( No Title )
Welcome back to another Weirdo Wednesday! Allow me to introduce you to…
The Sea Angel: Clione limacina
Not an angel, but a sea slug! Their name comes from the tiny wing-like appendages known as peropoida, that allow them to glide through the water in a quick sculling motion. This 7 cm long weirdo is hermaphroditic, meaning the have both male and female parts for reproduction! They come together in large groups when it’s time to reproduce and release their eggs/sperm into the water. They’re found in the icy waters of the Arctic, subarctic, and the Pacific Ocean, from the surface to about 600ft below.
Not what they seem
It may surprise you to know that these graceful weirdos are predators! They feed exclusively on a shelled pteropod called a sea butterfly (those of you who play Animal Crossing know what that is!).
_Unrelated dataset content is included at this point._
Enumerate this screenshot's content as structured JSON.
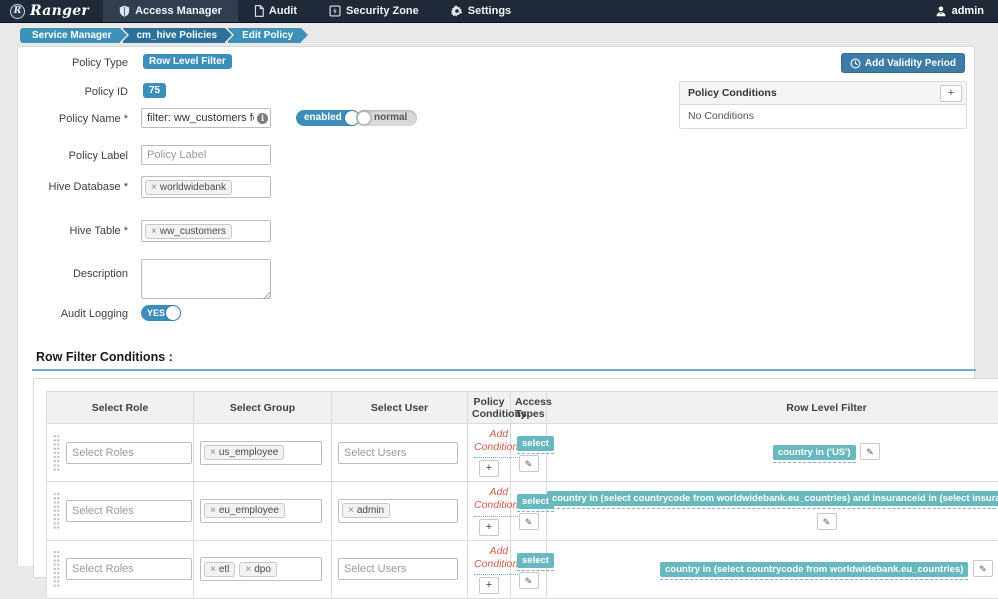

Is it wrong that a sea snail eats another sea snail? Who’s to say. They grab their pray with tentacles and pry them out of their shells with small hook-like appendages and deposits them straight into their gut! The sea angel plays an important part in the marine food chain by being a source of food for jellies, ctenophores, fishes, baleen whales, and birds! The benefit of being in the deep sea and transparent though is predators have a harder time finding you!! But they have another defense mechanism… They release a chemical compound that makes them taste bitter!
Conservation
The sea angel is a specialist when it comes to the kind of food it eats, which can be a problem if something happens to the food source. Ocean acidification has caused issues for organisms with shells, like the sea butterflies. Their calcium carbonate shells are being to dissolve in more acidic waters, making it harder for them to swim and ultimately it costs them too much energy. These weirdos are not in any immediate danger of going extinct, but as their only source of food becomes scarce that may change.